It really does irritate me that Bioware seems to posess this atitude of "simple>complex." I loved Mass Effect and DA:O. I loved their sequels too, but it nagged at me that a lot of choices, both in gameplay and story, were eliminated.
When I first played through this quest line I figured I might have been able to change things if I just killed or arrested the elf earlier, especially since I found a trunk full of women's clothes in his mansion after I let him go. But then after I reached the actual killer it turns out he's just another of the apparent thousands of horrible blood mages who is just a bit sick in the head. (Btw, can anyone tell me why blood magic is some terrible forbidden art that only a few are supposed to practice, yet everyone and their mom uses it as a first response to the slightest thing?)

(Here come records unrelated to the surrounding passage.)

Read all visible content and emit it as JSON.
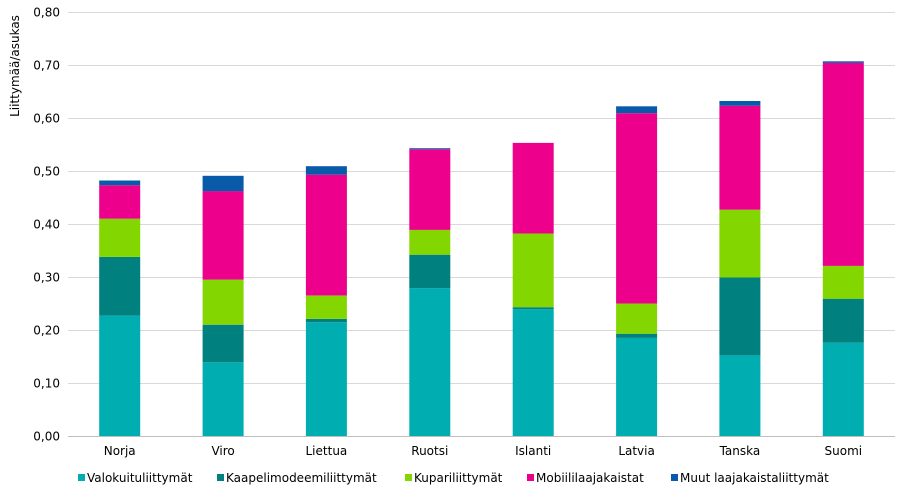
{
  "chart_data": {
    "type": "bar",
    "stacked": true,
    "title": "",
    "xlabel": "",
    "ylabel": "Liittymää/asukas",
    "ylim": [
      0,
      0.8
    ],
    "yticks": [
      0,
      0.1,
      0.2,
      0.3,
      0.4,
      0.5,
      0.6,
      0.7,
      0.8
    ],
    "ytick_labels": [
      "0,00",
      "0,10",
      "0,20",
      "0,30",
      "0,40",
      "0,50",
      "0,60",
      "0,70",
      "0,80"
    ],
    "grid": true,
    "legend_position": "bottom",
    "categories": [
      "Norja",
      "Viro",
      "Liettua",
      "Ruotsi",
      "Islanti",
      "Latvia",
      "Tanska",
      "Suomi"
    ],
    "series": [
      {
        "name": "Valokuituliittymät",
        "color": "#00adb0",
        "values": [
          0.227,
          0.139,
          0.215,
          0.279,
          0.239,
          0.185,
          0.152,
          0.176
        ]
      },
      {
        "name": "Kaapelimodeemiliittymät",
        "color": "#00807f",
        "values": [
          0.111,
          0.071,
          0.006,
          0.063,
          0.004,
          0.008,
          0.147,
          0.083
        ]
      },
      {
        "name": "Kupariliittymät",
        "color": "#84d600",
        "values": [
          0.072,
          0.085,
          0.044,
          0.047,
          0.139,
          0.057,
          0.128,
          0.062
        ]
      },
      {
        "name": "Mobiililaajakaistat",
        "color": "#ec008c",
        "values": [
          0.063,
          0.167,
          0.228,
          0.152,
          0.171,
          0.359,
          0.196,
          0.383
        ]
      },
      {
        "name": "Muut laajakaistaliittymät",
        "color": "#0a5aaa",
        "values": [
          0.009,
          0.029,
          0.016,
          0.002,
          0.0,
          0.013,
          0.009,
          0.003
        ]
      }
    ]
  }
}
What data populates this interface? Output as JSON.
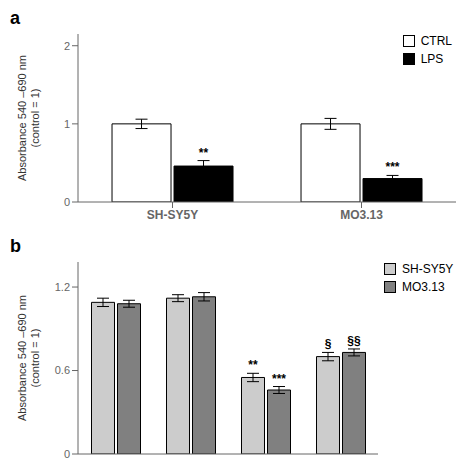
{
  "chart_data": [
    {
      "type": "bar",
      "title": "a",
      "categories": [
        "SH-SY5Y",
        "MO3.13"
      ],
      "series": [
        {
          "name": "CTRL",
          "color": "white",
          "values": [
            1.0,
            1.0
          ],
          "errors": [
            0.06,
            0.07
          ]
        },
        {
          "name": "LPS",
          "color": "black",
          "values": [
            0.46,
            0.3
          ],
          "errors": [
            0.07,
            0.04
          ],
          "annotations": [
            "**",
            "***"
          ]
        }
      ],
      "ylabel": "Absorbance 540 –690 nm\n(control = 1)",
      "ylim": [
        0,
        2.15
      ],
      "yticks": [
        0,
        1,
        2
      ],
      "grid": false,
      "legend": "upper right"
    },
    {
      "type": "bar",
      "title": "b",
      "categories": [
        null,
        null,
        null,
        null
      ],
      "series": [
        {
          "name": "SH-SY5Y",
          "color": "#cccccc",
          "values": [
            1.09,
            1.12,
            0.55,
            0.7
          ],
          "errors": [
            0.03,
            0.025,
            0.03,
            0.03
          ],
          "annotations": [
            null,
            null,
            "**",
            "§"
          ]
        },
        {
          "name": "MO3.13",
          "color": "#808080",
          "values": [
            1.08,
            1.13,
            0.46,
            0.73
          ],
          "errors": [
            0.025,
            0.03,
            0.025,
            0.025
          ],
          "annotations": [
            null,
            null,
            "***",
            "§§"
          ]
        }
      ],
      "ylabel": "Absorbance 540 –690 nm\n(control = 1)",
      "ylim": [
        0,
        1.38
      ],
      "yticks": [
        0,
        0.6,
        1.2
      ],
      "grid": false,
      "legend": "right",
      "tick_labels": "y"
    }
  ]
}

The other thing that kind of bugged me about this is the lack of drastic response from Hawke. I mean, he kills people in lots of 20 and it doesn't bother him at all, but there's nothing special about when he kills the serial killer. No fatality animations like the first game, no "Hawke smash!" cutscene where he chops or explodes the guy into tiny pieces. I understand that if they made every kill unique it would take forever and be ludicrously implausible, but I personally thought that such an obviously important fight to Hawke would warrant at least a bit more emotion and/or brutality from him when he wins. If I was in Hawke's position and possessed his abilities, there wouldn't be enough of that psychopath to fit in a thimble by the time I was done with him.